When an opportunity in your assigned territory, you will retire quota as a % of the deal value. Quota retirement will vary across companies and the deal structure, but in SaaS companies New Platform Annual Contract Value will normally retire the most quota as it is the metric SaaS companies are measured against and therefore is the behaviour they wish to incentivize.

Depending on the segment, average deal size and constitution of opportunities Quota will vary greatly. IT / Network Hardware companies that deal with major scheduled infrastructure refreshes may allocate very large individual quotas (multi million $), whereas SaaS startups or corporate sales teams may have more modest quotas ($500k - $800k) designed to encourage the new logo acquisition necessary to showcase growth to investors. Enterprise sellers in established SaaS companies might expect $1 - $1.4m).

Takeaway:

Every territory is different meaning even within the same team, different RSMs may carry different quota. Quota, and specifically the over-achievement of quota, is the vehicle by which sellers can make life changing money. It is why people are drawn to sales and the thing that continues to motivate sellers through the hard times.
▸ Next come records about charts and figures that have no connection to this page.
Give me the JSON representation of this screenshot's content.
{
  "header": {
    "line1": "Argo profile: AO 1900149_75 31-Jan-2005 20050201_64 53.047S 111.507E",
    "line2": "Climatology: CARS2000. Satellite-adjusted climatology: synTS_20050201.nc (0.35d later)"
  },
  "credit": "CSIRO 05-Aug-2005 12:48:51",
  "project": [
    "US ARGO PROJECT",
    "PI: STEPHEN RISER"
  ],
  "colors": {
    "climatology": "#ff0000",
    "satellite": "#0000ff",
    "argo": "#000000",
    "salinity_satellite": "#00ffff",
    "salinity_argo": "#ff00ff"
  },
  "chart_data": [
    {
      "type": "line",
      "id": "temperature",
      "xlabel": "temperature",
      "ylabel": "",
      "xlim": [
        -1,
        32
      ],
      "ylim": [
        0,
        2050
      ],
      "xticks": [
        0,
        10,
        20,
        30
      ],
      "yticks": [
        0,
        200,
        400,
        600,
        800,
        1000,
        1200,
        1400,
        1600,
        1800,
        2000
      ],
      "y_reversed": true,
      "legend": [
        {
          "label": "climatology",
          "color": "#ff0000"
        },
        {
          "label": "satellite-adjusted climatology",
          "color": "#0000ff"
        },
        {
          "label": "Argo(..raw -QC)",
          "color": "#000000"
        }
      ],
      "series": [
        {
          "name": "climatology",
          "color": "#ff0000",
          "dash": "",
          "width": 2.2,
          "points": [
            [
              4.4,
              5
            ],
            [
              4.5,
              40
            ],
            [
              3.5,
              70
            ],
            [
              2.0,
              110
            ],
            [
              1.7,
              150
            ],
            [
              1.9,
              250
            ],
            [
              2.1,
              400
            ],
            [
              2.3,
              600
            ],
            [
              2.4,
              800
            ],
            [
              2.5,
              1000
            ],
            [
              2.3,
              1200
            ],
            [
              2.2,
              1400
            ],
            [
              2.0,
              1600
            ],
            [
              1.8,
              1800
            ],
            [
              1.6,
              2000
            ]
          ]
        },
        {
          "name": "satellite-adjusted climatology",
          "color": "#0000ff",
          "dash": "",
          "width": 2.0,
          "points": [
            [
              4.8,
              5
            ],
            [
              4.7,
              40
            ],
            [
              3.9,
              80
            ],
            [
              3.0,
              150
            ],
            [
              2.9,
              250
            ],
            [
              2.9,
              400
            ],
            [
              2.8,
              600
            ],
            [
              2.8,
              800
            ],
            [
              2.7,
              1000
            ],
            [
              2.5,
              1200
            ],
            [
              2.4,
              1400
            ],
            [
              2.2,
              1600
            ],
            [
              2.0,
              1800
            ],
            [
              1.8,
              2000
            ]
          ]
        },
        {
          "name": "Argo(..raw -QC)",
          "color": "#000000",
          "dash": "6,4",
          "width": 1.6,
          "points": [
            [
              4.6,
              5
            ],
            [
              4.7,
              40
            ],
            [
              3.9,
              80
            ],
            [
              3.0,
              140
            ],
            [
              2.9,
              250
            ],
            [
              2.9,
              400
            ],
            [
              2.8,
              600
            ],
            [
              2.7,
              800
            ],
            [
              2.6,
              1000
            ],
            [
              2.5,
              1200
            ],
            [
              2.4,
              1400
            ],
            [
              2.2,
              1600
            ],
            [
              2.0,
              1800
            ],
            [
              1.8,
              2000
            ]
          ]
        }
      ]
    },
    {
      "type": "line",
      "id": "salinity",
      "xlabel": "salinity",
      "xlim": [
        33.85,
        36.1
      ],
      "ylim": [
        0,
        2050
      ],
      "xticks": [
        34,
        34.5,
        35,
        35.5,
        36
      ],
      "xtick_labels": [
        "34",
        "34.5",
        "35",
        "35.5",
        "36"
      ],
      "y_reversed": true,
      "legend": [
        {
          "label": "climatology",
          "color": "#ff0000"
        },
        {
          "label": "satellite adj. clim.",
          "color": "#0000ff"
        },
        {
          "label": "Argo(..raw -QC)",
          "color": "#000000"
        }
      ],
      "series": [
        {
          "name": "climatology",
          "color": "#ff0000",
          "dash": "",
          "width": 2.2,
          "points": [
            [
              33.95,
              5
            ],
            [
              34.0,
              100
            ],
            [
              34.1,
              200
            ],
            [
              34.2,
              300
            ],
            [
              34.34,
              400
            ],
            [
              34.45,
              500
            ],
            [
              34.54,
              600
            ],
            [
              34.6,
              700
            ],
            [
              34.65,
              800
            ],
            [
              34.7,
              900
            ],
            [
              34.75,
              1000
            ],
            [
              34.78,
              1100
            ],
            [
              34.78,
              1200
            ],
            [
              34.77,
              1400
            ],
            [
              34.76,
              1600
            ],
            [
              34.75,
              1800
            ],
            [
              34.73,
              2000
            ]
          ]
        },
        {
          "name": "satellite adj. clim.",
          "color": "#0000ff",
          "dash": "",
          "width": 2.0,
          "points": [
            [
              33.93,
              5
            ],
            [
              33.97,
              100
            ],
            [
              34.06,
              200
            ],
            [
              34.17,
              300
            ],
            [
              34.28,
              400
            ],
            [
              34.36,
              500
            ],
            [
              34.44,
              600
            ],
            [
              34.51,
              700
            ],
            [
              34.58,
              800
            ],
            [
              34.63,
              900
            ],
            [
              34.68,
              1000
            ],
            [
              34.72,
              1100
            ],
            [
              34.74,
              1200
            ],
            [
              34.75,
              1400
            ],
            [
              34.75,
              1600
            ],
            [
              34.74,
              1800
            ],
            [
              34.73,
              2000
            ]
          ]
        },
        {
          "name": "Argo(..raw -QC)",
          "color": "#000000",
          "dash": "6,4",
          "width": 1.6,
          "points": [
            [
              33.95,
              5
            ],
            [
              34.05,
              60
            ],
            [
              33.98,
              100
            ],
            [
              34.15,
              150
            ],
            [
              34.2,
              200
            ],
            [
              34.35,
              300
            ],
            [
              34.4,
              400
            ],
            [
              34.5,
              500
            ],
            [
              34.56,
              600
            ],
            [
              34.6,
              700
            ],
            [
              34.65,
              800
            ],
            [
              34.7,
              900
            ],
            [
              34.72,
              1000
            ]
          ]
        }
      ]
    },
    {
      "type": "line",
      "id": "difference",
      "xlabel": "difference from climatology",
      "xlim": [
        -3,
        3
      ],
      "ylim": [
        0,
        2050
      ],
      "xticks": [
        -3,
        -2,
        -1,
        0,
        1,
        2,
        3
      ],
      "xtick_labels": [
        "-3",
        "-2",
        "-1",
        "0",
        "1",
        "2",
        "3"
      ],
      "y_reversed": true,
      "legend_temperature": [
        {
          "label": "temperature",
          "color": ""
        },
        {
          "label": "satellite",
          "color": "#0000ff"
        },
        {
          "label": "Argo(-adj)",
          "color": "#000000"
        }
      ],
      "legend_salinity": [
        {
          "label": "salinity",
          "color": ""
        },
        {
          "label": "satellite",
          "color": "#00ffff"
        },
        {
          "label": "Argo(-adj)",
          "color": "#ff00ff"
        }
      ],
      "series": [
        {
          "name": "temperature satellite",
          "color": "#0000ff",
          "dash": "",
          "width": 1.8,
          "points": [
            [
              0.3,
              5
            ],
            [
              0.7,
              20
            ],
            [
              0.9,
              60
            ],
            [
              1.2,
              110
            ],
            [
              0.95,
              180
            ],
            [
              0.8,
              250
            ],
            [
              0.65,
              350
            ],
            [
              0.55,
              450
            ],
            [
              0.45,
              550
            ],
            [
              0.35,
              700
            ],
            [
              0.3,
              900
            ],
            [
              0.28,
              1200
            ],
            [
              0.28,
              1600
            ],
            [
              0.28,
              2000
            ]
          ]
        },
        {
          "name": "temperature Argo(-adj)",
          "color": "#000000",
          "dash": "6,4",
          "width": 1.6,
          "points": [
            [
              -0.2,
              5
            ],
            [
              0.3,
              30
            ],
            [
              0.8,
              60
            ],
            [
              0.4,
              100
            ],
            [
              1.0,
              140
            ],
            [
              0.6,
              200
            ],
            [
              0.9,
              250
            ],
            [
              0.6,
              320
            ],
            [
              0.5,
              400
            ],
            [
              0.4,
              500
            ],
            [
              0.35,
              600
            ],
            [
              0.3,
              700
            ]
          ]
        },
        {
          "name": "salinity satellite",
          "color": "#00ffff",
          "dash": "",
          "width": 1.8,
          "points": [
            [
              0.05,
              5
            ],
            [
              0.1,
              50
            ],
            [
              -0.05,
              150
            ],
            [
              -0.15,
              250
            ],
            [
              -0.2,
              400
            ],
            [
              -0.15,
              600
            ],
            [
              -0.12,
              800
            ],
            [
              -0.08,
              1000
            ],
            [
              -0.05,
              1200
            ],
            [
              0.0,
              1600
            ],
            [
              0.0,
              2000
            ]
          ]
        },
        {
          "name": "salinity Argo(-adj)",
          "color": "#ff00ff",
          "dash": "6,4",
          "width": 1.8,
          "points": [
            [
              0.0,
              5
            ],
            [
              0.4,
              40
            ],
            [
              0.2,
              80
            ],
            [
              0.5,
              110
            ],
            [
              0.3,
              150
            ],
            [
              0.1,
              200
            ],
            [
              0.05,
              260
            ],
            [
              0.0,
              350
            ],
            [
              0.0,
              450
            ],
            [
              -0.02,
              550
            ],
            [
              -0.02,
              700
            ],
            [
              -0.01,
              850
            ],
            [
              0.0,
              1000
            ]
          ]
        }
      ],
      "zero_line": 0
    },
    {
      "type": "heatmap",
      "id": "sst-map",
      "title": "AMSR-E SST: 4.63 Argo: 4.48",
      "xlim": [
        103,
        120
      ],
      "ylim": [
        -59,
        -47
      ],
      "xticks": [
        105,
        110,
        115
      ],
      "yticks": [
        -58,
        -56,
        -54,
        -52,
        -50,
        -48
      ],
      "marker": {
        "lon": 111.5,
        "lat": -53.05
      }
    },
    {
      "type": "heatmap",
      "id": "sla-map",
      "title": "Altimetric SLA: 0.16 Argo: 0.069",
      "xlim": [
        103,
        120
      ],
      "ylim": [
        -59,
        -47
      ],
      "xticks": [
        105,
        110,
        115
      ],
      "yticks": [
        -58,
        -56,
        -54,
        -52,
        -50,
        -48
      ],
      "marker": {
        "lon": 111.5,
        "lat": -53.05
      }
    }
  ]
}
As a new seller, it can be easy to focus on OTE as the sole measure of compensation. Experienced sellers know quota is the metric by which financial success is actually measured. A lower OTE with achievable quotas and strong accelerators will often result in a greater pay cheque than a higher OTE that is only unlocked through an unreasonably high quota.

Ask your prospective employer how many sellers make quota on average each quarter before you jump into any sales role.